By the time the sun rose on Friday, December 19th, the Homestead Miami race track had been taken over by robots. Some hung from racks, their humanoid feet dangling above the ground as roboticists wheeled them out of garages. One robot resembled a gorilla, while another looked like a spider; yet another could have been mistaken for a designer coffee table. Teams of engineers from MIT, Google, Lockheed Martin, and other institutions and companies replaced parts, ran last-minute tests, and ate junk food. Spare heads and arms were everywhere.

It was the start of the Robotics Challenge Trials, a competition put on by the Defense Advanced Research Projects Agency (DARPA), the branch of the US Department of Defense dedicated to high risk, high reward technology projects. Over a period of two days, the machines would attempt a series of eight tasks including opening doors, clearing a pile of rubble, and driving a car.

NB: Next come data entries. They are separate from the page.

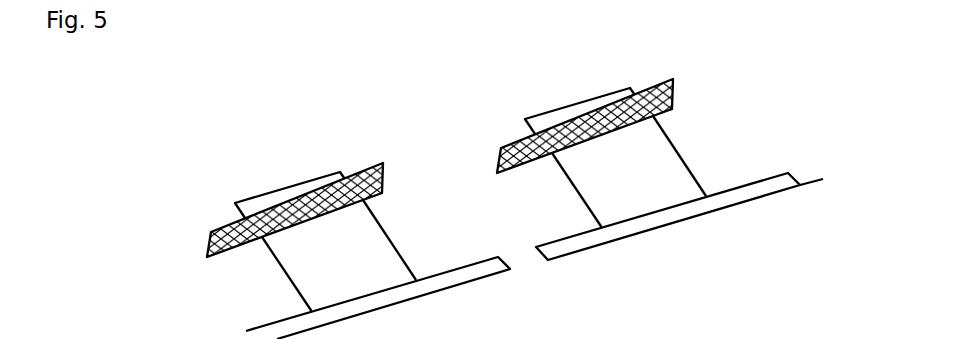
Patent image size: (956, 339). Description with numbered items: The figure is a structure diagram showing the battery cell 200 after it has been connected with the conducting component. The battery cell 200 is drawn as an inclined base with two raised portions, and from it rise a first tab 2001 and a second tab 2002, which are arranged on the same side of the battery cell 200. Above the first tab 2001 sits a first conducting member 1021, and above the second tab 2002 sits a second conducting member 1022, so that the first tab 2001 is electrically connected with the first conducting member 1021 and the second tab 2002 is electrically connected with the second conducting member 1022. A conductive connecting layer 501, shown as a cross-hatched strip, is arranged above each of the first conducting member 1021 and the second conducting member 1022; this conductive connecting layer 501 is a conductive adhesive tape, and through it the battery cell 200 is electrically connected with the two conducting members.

The battery cell 200 is at (448, 272).
The first tab 2001 is at (387, 257).
The second tab 2002 is at (683, 173).
The first conducting member 1021 is at (312, 178).
The second conducting member 1022 is at (565, 115).
The conductive connecting layer 501 is at (378, 171).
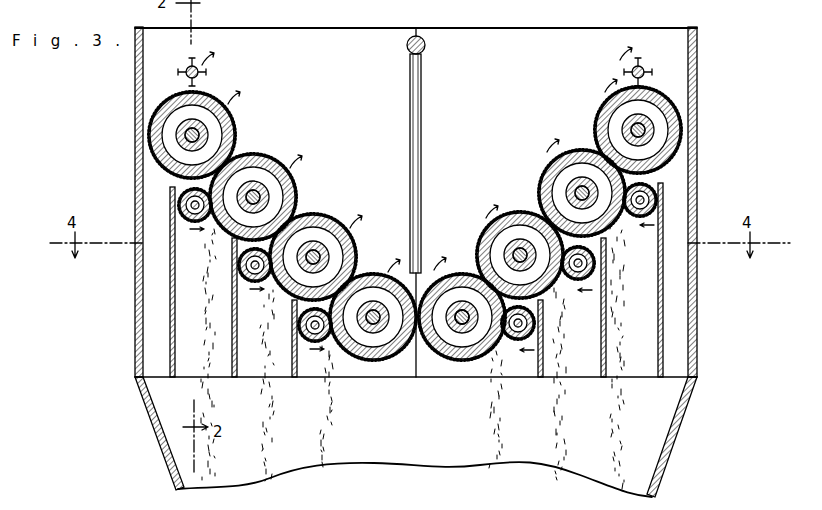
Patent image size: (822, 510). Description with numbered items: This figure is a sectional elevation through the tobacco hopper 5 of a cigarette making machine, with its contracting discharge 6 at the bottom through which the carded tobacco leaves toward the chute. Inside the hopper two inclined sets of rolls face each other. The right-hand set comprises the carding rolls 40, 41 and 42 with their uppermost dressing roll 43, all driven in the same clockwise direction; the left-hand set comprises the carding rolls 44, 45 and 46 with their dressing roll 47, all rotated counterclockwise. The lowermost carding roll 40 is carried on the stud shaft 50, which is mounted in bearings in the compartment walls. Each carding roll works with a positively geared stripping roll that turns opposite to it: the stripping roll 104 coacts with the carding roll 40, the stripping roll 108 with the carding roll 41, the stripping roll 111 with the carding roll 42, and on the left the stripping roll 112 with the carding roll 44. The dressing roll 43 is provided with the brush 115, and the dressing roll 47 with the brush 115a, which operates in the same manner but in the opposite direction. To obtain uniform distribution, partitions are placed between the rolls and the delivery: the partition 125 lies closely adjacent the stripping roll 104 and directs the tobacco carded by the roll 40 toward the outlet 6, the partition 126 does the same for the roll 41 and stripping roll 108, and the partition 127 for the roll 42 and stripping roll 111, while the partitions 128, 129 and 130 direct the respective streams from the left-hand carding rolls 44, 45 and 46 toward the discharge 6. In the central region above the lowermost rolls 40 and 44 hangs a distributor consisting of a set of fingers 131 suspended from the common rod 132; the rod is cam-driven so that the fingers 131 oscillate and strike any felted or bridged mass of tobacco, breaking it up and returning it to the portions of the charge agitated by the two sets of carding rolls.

The eight robots that scored highest in the trials would go on to the finals next year, where they will compete for a $2 million grand prize. And one day, DARPA says, these robots will be defusing roadside bombs, surveilling dangerous areas, and assisting after disasters like the Fukushima nuclear meltdown.

Mark Gubrud, a former nanophysicist and frumpy professor sort, fit right in with the geeky crowd. But unlike other spectators, Gubrud wasn’t there to cheer the robots on. He was there to warn people.

“DARPA’s trying to put a face on it, saying ‘this isn’t about killer robots or killer soldiers, this is about disaster response,’ but everybody knows what the real interest is,” he says. “If you could have robots go into urban combat situations instead of humans, then your soldiers wouldn’t get killed. That’s the dream. That’s ultimately why DARPA is funding this stuff.”